The system x - 6y = 4, 3x - 18y = 4 has no solution
Change one constant or coefficient to make a new system with an infinite number of solutions.
To make the system have an infinite number of solutions, we need to create a situation where the two equations are dependent (meaning one equation can be obtained by multiplying the other equation by a constant). To do this, we can change the second equation slightly.
Let's modify the second equation by multiplying it by 2:
Original system:
1) x - 6y = 4
2) 3x - 18y = 4
Modified system:
1) x - 6y = 4
2) 6x - 36y = 8
Now, if we compare the two equations, we can see that the second equation is simply the first equation multiplied by 6. Therefore, the two equations are dependent and there will be an infinite number of solutions.
To change one constant or coefficient in the system x - 6y = 4, 3x - 18y = 4 in order to obtain a new system with an infinite number of solutions, we need to create a dependent equation.
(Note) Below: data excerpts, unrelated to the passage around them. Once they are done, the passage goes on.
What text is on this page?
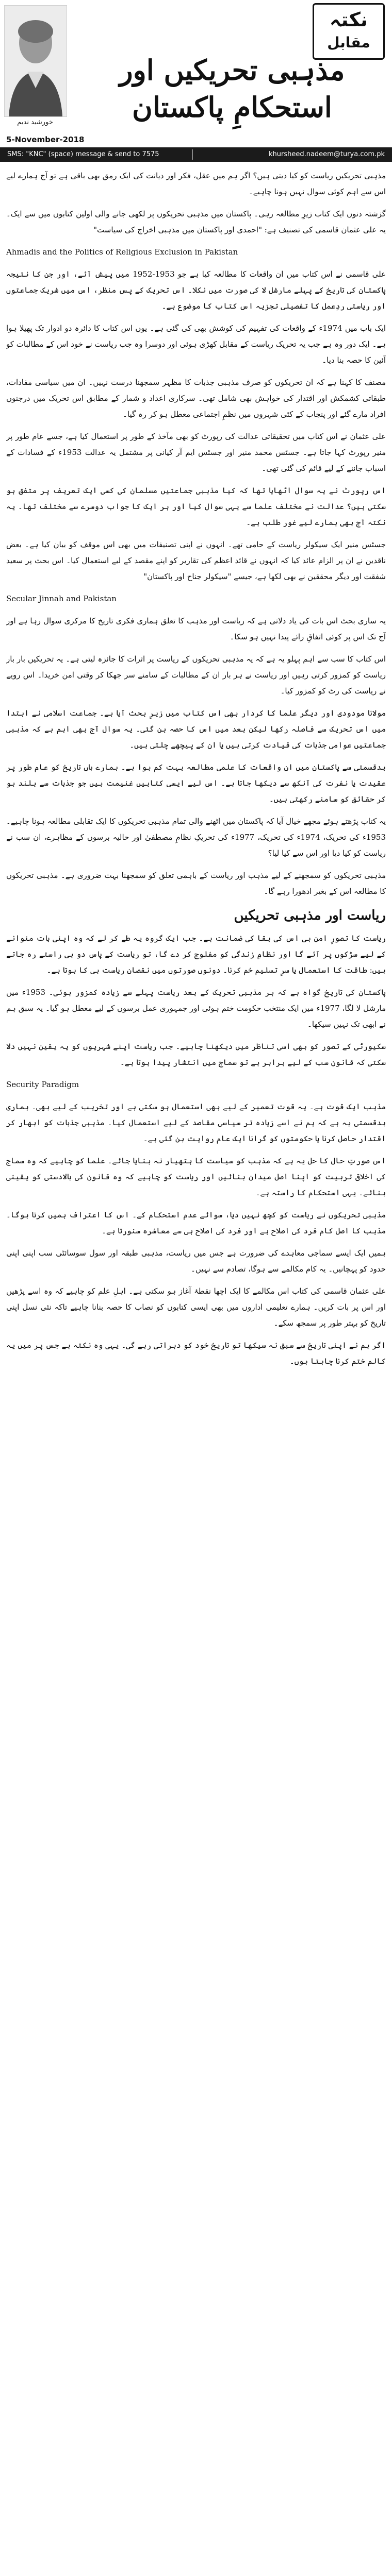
خورشید ندیم
نکتہ
مقابل
مذہبی تحریکیں اور استحکامِ پاکستان
5-November-2018
SMS: "KNC" (space) message & send to 7575	khursheed.nadeem@turya.com.pk

مذہبی تحریکیں ریاست کو کیا دیتی ہیں؟ اگر ہم میں عقل، فکر اور دیانت کی ایک رمق بھی باقی ہے تو آج ہمارے لیے اس سے اہم کوئی سوال نہیں ہونا چاہیے۔

گزشتہ دنوں ایک کتاب زیرِ مطالعہ رہی۔ پاکستان میں مذہبی تحریکوں پر لکھی جانے والی اولین کتابوں میں سے ایک۔ یہ علی عثمان قاسمی کی تصنیف ہے: "احمدی اور پاکستان میں مذہبی اخراج کی سیاست"

Ahmadis and the Politics of Religious Exclusion in Pakistan

علی قاسمی نے اس کتاب میں ان واقعات کا مطالعہ کیا ہے جو 1953-1952 میں پیش آئے، اور جن کا نتیجہ پاکستان کی تاریخ کے پہلے مارشل لا کی صورت میں نکلا۔ اس تحریک کے پس منظر، اس میں شریک جماعتوں اور ریاستی ردِعمل کا تفصیلی تجزیہ اس کتاب کا موضوع ہے۔

ایک باب میں 1974ء کے واقعات کی تفہیم کی کوشش بھی کی گئی ہے۔ یوں اس کتاب کا دائرہ دو ادوار تک پھیلا ہوا ہے۔ ایک دور وہ ہے جب یہ تحریک ریاست کے مقابل کھڑی ہوئی اور دوسرا وہ جب ریاست نے خود اس کے مطالبات کو آئین کا حصہ بنا دیا۔

مصنف کا کہنا ہے کہ ان تحریکوں کو صرف مذہبی جذبات کا مظہر سمجھنا درست نہیں۔ ان میں سیاسی مفادات، طبقاتی کشمکش اور اقتدار کی خواہش بھی شامل تھی۔ سرکاری اعداد و شمار کے مطابق اس تحریک میں درجنوں افراد مارے گئے اور پنجاب کے کئی شہروں میں نظمِ اجتماعی معطل ہو کر رہ گیا۔

علی عثمان نے اس کتاب میں تحقیقاتی عدالت کی رپورٹ کو بھی مآخذ کے طور پر استعمال کیا ہے، جسے عام طور پر منیر رپورٹ کہا جاتا ہے۔ جسٹس محمد منیر اور جسٹس ایم آر کیانی پر مشتمل یہ عدالت 1953ء کے فسادات کے اسباب جاننے کے لیے قائم کی گئی تھی۔

اس رپورٹ نے یہ سوال اٹھایا تھا کہ کیا مذہبی جماعتیں مسلمان کی کسی ایک تعریف پر متفق ہو سکتی ہیں؟ عدالت نے مختلف علما سے یہی سوال کیا اور ہر ایک کا جواب دوسرے سے مختلف تھا۔ یہ نکتہ آج بھی ہمارے لیے غور طلب ہے۔

جسٹس منیر ایک سیکولر ریاست کے حامی تھے۔ انہوں نے اپنی تصنیفات میں بھی اس موقف کو بیان کیا ہے۔ بعض ناقدین نے ان پر الزام عائد کیا کہ انہوں نے قائد اعظم کی تقاریر کو اپنے مقصد کے لیے استعمال کیا۔ اس بحث پر سعید شفقت اور دیگر محققین نے بھی لکھا ہے، جیسے "سیکولر جناح اور پاکستان"

Secular Jinnah and Pakistan

یہ ساری بحث اس بات کی یاد دلاتی ہے کہ ریاست اور مذہب کا تعلق ہماری فکری تاریخ کا مرکزی سوال رہا ہے اور آج تک اس پر کوئی اتفاقِ رائے پیدا نہیں ہو سکا۔

اس کتاب کا سب سے اہم پہلو یہ ہے کہ یہ مذہبی تحریکوں کے ریاست پر اثرات کا جائزہ لیتی ہے۔ یہ تحریکیں بار بار ریاست کو کمزور کرتی رہیں اور ریاست نے ہر بار ان کے مطالبات کے سامنے سر جھکا کر وقتی امن خریدا۔ اس رویے نے ریاست کی رٹ کو کمزور کیا۔

مولانا مودودی اور دیگر علما کا کردار بھی اس کتاب میں زیرِ بحث آیا ہے۔ جماعت اسلامی نے ابتدا میں اس تحریک سے فاصلہ رکھا لیکن بعد میں اس کا حصہ بن گئی۔ یہ سوال آج بھی اہم ہے کہ مذہبی جماعتیں عوامی جذبات کی قیادت کرتی ہیں یا ان کے پیچھے چلتی ہیں۔

بدقسمتی سے پاکستان میں ان واقعات کا علمی مطالعہ بہت کم ہوا ہے۔ ہمارے ہاں تاریخ کو عام طور پر عقیدت یا نفرت کی آنکھ سے دیکھا جاتا ہے۔ اس لیے ایسی کتابیں غنیمت ہیں جو جذبات سے بلند ہو کر حقائق کو سامنے رکھتی ہیں۔

یہ کتاب پڑھتے ہوئے مجھے خیال آیا کہ پاکستان میں اٹھنے والی تمام مذہبی تحریکوں کا ایک تقابلی مطالعہ ہونا چاہیے۔ 1953ء کی تحریک، 1974ء کی تحریک، 1977ء کی تحریکِ نظامِ مصطفیٰ اور حالیہ برسوں کے مظاہرے، ان سب نے ریاست کو کیا دیا اور اس سے کیا لیا؟

مذہبی تحریکوں کو سمجھنے کے لیے مذہب اور ریاست کے باہمی تعلق کو سمجھنا بہت ضروری ہے۔ مذہبی تحریکوں کا مطالعہ اس کے بغیر ادھورا رہے گا۔

ریاست اور مذہبی تحریکیں

ریاست کا تصورِ امن ہی اس کی بقا کی ضمانت ہے۔ جب ایک گروہ یہ طے کر لے کہ وہ اپنی بات منوانے کے لیے سڑکوں پر آئے گا اور نظامِ زندگی کو مفلوج کر دے گا، تو ریاست کے پاس دو ہی راستے رہ جاتے ہیں: طاقت کا استعمال یا سرِ تسلیم خم کرنا۔ دونوں صورتوں میں نقصان ریاست ہی کا ہوتا ہے۔

پاکستان کی تاریخ گواہ ہے کہ ہر مذہبی تحریک کے بعد ریاست پہلے سے زیادہ کمزور ہوئی۔ 1953ء میں مارشل لا لگا، 1977ء میں ایک منتخب حکومت ختم ہوئی اور جمہوری عمل برسوں کے لیے معطل ہو گیا۔ یہ سبق ہم نے ابھی تک نہیں سیکھا۔

سکیورٹی کے تصور کو بھی اسی تناظر میں دیکھنا چاہیے۔ جب ریاست اپنے شہریوں کو یہ یقین نہیں دلا سکتی کہ قانون سب کے لیے برابر ہے تو سماج میں انتشار پیدا ہوتا ہے۔

Security Paradigm

مذہب ایک قوت ہے۔ یہ قوت تعمیر کے لیے بھی استعمال ہو سکتی ہے اور تخریب کے لیے بھی۔ ہماری بدقسمتی یہ ہے کہ ہم نے اسے زیادہ تر سیاسی مقاصد کے لیے استعمال کیا۔ مذہبی جذبات کو ابھار کر اقتدار حاصل کرنا یا حکومتوں کو گرانا ایک عام روایت بن گئی ہے۔

اس صورتِ حال کا حل یہ ہے کہ مذہب کو سیاست کا ہتھیار نہ بنایا جائے۔ علما کو چاہیے کہ وہ سماج کی اخلاقی تربیت کو اپنا اصل میدان بنائیں اور ریاست کو چاہیے کہ وہ قانون کی بالادستی کو یقینی بنائے۔ یہی استحکام کا راستہ ہے۔

مذہبی تحریکوں نے ریاست کو کچھ نہیں دیا، سوائے عدم استحکام کے۔ اس کا اعتراف ہمیں کرنا ہوگا۔ مذہب کا اصل کام فرد کی اصلاح ہے اور فرد کی اصلاح ہی سے معاشرہ سنورتا ہے۔

ہمیں ایک ایسے سماجی معاہدے کی ضرورت ہے جس میں ریاست، مذہبی طبقہ اور سول سوسائٹی سب اپنی اپنی حدود کو پہچانیں۔ یہ کام مکالمے سے ہوگا، تصادم سے نہیں۔

علی عثمان قاسمی کی کتاب اس مکالمے کا ایک اچھا نقطۂ آغاز ہو سکتی ہے۔ اہلِ علم کو چاہیے کہ وہ اسے پڑھیں اور اس پر بات کریں۔ ہمارے تعلیمی اداروں میں بھی ایسی کتابوں کو نصاب کا حصہ بنانا چاہیے تاکہ نئی نسل اپنی تاریخ کو بہتر طور پر سمجھ سکے۔

اگر ہم نے اپنی تاریخ سے سبق نہ سیکھا تو تاریخ خود کو دہراتی رہے گی۔ یہی وہ نکتہ ہے جس پر میں یہ کالم ختم کرنا چاہتا ہوں۔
This can be achieved by making the two equations proportional to each other.
Let's multiply the first equation by 3. This will result in the new system:
3x - 18y = 12, 3x - 18y = 4.
Now, we have two equations that are identical. This means they represent the same line in the coordinate plane, and therefore, there are an infinite number of solutions to this system.
Your system has no solution because you have two parallel lines
To have an infinite number of solutions, the two equations must be one and the same
notice the left side of your second equation is 3 times the left side of your first equation,
so what do you think should happen to the right side ??